Some members are afraid to voice their opinions, and many have left or stopped attending meetings or joining campaigns. Like most members, I joined Labour to try to make the world a better place. No-one joins to be abused for what they say, nor to be belittled or made to feel they don’t belong. But that has been some members’ experience over the last few years.
The Forde Report describes all this in no uncertain terms, agreeing with the earlier Kerslake Review into Labour’s organisational structure, which stated: “It is in the nature of a broad political party to have competing views and perspectives and this has always been the case for the party. What is different here is the way in which factionalism has become embedded in the way the party itself operates, creating distrust and division.”
Damningly, Forde goes on to say: “We found little evidence of mutual respect and a great deal of evidence of factionalism, so deep rooted that the party has found itself dysfunctional. It has been spending more time occupied by factional differences, than working collaboratively to demonstrate that the party is an effective opposition…
“Whilst we recognise and applaud many aspects of the party’s recent reforms of disciplinary procedures, we do have concerns that there appear to be no published procedures governing the use of administrative suspensions and that these appear to be operating without clear criteria for their use being widely available. We are also concerned that the provisions which allow for individuals to have membership removed or denied on the grounds they have committed prohibited acts could be exploited for factional purposes.”

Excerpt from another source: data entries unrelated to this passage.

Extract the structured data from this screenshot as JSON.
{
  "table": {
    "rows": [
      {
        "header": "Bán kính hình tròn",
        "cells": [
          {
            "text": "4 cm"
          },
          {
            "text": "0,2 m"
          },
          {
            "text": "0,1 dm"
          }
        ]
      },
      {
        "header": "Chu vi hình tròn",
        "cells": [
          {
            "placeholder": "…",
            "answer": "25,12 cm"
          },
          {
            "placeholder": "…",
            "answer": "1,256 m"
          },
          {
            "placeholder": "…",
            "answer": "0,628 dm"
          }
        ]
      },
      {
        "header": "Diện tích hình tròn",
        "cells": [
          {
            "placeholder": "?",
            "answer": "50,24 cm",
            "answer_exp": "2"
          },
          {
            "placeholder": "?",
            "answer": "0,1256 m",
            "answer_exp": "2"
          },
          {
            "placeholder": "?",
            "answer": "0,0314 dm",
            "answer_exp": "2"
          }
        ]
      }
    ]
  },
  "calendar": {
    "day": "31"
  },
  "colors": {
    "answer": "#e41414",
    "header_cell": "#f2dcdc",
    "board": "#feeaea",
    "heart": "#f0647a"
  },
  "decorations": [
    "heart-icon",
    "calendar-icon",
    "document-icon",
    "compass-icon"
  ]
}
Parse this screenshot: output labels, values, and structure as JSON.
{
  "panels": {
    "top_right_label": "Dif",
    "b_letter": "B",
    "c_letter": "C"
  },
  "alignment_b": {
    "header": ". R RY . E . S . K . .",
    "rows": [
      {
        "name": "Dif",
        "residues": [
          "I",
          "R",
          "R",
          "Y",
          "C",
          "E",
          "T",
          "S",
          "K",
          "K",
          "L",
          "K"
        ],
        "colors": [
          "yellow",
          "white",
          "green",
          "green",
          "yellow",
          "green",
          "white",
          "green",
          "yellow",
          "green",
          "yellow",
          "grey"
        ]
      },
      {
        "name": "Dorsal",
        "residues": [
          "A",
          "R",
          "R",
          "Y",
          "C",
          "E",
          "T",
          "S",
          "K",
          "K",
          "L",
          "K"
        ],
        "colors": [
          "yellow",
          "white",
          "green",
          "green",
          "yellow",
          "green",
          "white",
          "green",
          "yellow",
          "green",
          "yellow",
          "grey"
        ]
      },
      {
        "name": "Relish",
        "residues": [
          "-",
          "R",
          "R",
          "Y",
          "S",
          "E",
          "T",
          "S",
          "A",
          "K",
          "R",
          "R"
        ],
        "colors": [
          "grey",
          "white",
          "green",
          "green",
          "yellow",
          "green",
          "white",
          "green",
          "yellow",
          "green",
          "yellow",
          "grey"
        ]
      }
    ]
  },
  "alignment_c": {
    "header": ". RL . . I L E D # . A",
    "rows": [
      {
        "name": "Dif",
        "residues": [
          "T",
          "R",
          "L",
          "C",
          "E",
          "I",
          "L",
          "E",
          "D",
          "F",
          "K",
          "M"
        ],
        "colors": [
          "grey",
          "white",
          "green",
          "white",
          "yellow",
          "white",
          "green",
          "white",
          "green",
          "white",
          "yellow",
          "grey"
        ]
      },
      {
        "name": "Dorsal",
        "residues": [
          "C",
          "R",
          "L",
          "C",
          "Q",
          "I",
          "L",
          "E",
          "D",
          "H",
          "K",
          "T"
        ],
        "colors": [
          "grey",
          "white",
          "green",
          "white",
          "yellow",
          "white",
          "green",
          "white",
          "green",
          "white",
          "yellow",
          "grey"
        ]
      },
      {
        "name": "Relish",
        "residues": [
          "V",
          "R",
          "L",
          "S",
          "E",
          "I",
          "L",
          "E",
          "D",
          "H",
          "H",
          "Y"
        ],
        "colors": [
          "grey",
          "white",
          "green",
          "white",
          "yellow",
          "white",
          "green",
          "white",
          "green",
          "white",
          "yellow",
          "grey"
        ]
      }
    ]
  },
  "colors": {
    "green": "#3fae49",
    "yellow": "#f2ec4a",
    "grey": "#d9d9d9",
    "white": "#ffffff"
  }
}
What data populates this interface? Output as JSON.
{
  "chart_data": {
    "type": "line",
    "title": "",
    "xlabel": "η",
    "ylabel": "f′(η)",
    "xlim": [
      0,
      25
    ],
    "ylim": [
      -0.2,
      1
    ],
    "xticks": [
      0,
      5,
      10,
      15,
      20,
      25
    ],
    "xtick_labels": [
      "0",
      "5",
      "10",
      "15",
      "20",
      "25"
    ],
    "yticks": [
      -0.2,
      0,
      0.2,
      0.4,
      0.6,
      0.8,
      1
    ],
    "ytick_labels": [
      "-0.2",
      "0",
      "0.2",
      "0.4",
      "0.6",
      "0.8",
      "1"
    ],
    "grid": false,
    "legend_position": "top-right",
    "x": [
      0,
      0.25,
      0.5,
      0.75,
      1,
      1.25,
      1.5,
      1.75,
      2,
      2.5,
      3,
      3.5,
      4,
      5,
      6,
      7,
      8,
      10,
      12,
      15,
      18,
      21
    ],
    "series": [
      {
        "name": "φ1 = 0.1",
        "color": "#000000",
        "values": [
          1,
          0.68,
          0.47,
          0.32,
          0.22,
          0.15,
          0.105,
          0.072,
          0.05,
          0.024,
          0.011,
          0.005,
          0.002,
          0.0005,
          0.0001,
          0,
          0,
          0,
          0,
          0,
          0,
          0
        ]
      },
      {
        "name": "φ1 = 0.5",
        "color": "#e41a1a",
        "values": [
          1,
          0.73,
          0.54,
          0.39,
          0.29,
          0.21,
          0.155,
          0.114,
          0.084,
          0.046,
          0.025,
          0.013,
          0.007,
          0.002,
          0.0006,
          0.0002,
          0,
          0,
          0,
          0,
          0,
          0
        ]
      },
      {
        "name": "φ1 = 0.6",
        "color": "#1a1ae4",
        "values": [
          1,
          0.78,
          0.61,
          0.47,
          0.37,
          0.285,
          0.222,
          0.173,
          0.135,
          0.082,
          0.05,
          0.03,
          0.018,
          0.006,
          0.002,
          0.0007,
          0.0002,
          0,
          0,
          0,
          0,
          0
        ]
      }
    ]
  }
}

One of the report’s recommendations is that the party should provide training for members to develop deep listening and reflection skills so they can engage fully with those who have different views. Many of the recommendations have been accepted by the party leadership and some should have been put into action, according to Labour’s website, including the work on listening and training in CLPs.
Perhaps these recommendations could give us a lever to fight back against the party’s undemocratic culture. Is your constituency party implementing the recommendations? Does it know about them? Why don’t we find out?
If Labour’s broad church is to have a future, members will have to listen to each other and allow for differences. And the party will have to give them space to discuss ideas in a tolerant atmosphere.
No-one has all the answers about how to change our society for the better, but if we work in co-operative ways and listen, value and respect each other we will at least have a chance. There will be disagreements, of course, but all of us in the Labour Party need to respect each others’ right to be part of the process.
Neil Rhodes is a former general secretary of the ILP, a Labour Party organiser and more recently a steward and convenor in UNISON.
This is a revised an edited version of Neil’s speech at the ILP’s Labour conference fringe meeting on 10 October entitled ‘Does Labour’s broad church have a future?’.